Suaranusantara.com- Pengusaha kawakan Indonesia yang juga tokoh publik mantan Menteri Perdagangan (Mendag) Rachmat Gobel meninggal dunia pada Jumat dini hari 10 Juli 2026 pukul 03.20 WIB di RS Brawijaya, Tebet, Jakarta Selatan.
Rachmat Gobel meninggal dunia dalam usia 63 tahun. Kepergiannya meninggalkan duka mendalam bagi para sahabatnya, salah satunya Menteri Koordinator (Menko) Perekonomian, Airlangga Hartarto.
Airlangga mengatakan bahwa tak hanya dirinya, melainkan Indonesia merasa kehilangan atas meninggal dunianya mantan Wakil Ketua DPR RI 2019-2024 itu.
Rachmat, kata Airlangga merupakan salah satu pengusaha kawakan Tanah Air.
merupakan salah satu pengusaha kawakan yang dimiliki Indonesia.
“Innalillahi wa inna ilaihi rajiun.
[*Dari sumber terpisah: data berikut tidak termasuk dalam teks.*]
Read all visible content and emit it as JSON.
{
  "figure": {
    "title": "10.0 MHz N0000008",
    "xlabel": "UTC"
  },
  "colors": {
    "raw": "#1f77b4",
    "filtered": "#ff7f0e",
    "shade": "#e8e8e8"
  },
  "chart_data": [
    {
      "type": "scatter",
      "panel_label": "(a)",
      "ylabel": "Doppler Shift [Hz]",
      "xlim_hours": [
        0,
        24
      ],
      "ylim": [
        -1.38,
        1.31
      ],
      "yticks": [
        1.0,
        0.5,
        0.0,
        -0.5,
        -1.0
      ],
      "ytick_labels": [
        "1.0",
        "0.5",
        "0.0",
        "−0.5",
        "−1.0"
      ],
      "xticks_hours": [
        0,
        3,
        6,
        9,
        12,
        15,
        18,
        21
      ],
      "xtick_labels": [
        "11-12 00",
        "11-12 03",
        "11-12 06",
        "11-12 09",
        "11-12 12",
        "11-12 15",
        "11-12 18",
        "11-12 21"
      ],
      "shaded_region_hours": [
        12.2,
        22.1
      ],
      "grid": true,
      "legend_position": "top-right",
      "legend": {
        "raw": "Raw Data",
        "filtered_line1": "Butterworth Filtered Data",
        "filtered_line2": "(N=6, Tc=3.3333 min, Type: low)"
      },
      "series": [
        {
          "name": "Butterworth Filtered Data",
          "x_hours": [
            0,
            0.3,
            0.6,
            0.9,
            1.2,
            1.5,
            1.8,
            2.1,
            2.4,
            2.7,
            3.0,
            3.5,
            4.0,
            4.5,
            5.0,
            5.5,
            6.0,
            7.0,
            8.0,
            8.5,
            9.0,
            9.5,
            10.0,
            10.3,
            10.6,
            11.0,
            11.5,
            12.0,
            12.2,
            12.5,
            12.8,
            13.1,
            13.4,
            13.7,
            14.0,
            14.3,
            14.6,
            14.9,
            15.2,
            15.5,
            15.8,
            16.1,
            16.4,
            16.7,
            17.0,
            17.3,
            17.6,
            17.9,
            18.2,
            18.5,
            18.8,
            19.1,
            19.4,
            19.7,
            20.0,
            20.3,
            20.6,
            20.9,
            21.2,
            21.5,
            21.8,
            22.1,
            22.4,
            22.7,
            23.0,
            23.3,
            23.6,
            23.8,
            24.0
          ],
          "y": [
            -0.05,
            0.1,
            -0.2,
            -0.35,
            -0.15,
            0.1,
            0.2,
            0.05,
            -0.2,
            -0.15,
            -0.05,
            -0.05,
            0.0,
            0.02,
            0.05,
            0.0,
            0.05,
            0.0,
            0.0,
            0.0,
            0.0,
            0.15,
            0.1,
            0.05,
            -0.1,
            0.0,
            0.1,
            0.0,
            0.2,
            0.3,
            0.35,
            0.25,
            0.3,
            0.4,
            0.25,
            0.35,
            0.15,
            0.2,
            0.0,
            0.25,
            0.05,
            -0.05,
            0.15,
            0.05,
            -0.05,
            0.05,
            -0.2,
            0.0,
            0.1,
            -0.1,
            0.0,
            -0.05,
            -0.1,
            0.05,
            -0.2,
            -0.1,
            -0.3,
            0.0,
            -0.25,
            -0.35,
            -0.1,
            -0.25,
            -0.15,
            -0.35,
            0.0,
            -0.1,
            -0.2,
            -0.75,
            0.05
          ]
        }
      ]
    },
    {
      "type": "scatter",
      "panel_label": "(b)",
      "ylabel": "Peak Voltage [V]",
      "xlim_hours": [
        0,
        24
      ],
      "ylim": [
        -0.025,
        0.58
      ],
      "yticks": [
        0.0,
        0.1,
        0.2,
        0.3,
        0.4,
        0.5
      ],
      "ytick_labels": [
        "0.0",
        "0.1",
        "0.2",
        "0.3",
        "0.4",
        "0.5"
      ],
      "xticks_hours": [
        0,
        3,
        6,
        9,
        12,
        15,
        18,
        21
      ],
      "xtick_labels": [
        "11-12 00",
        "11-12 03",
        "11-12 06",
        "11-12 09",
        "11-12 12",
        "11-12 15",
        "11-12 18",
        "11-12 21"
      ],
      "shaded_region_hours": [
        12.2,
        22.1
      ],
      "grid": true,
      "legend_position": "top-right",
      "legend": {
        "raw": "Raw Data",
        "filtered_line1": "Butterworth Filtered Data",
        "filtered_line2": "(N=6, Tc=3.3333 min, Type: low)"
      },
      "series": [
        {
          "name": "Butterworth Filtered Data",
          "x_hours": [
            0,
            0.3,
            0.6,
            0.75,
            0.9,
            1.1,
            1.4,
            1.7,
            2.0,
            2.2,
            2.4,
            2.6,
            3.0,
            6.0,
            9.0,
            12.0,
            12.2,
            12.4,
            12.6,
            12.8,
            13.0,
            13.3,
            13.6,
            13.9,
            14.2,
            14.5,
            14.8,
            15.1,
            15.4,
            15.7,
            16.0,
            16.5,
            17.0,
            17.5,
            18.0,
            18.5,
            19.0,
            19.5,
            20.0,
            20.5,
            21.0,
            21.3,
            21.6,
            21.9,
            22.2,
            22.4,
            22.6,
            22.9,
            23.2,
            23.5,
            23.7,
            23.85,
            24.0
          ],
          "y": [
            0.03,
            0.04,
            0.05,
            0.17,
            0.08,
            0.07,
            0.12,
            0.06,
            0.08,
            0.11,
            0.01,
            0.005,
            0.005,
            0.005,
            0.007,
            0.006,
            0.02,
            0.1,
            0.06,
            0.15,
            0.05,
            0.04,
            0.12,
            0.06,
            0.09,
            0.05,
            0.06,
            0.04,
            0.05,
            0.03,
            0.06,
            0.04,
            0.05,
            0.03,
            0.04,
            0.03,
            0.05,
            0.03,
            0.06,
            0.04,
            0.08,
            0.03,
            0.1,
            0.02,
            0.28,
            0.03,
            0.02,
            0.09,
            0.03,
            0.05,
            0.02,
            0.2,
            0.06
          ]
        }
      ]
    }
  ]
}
Telah meninggalkan kita sahabat baik, wakil ketua DPR periode kemarin, dan juga salah satu entrepreneurnasional, almarhum bapak Rachmat Gobel yang telah meninggalkan kita.Dan tentu Indonesia merasa kehilangan,” kata Airlangga di Kantor Kemenko bidang Perekonomian, Jakarta Pusat, Jumat 10 Juli 2026.
Ailrangga juga berharap Rachmat meninggal dalam keadaan husnulkhatimah. Ia menyinggung peran Rachmat sebagai salah satu pilar di sektor industri elektronik Tanah Air.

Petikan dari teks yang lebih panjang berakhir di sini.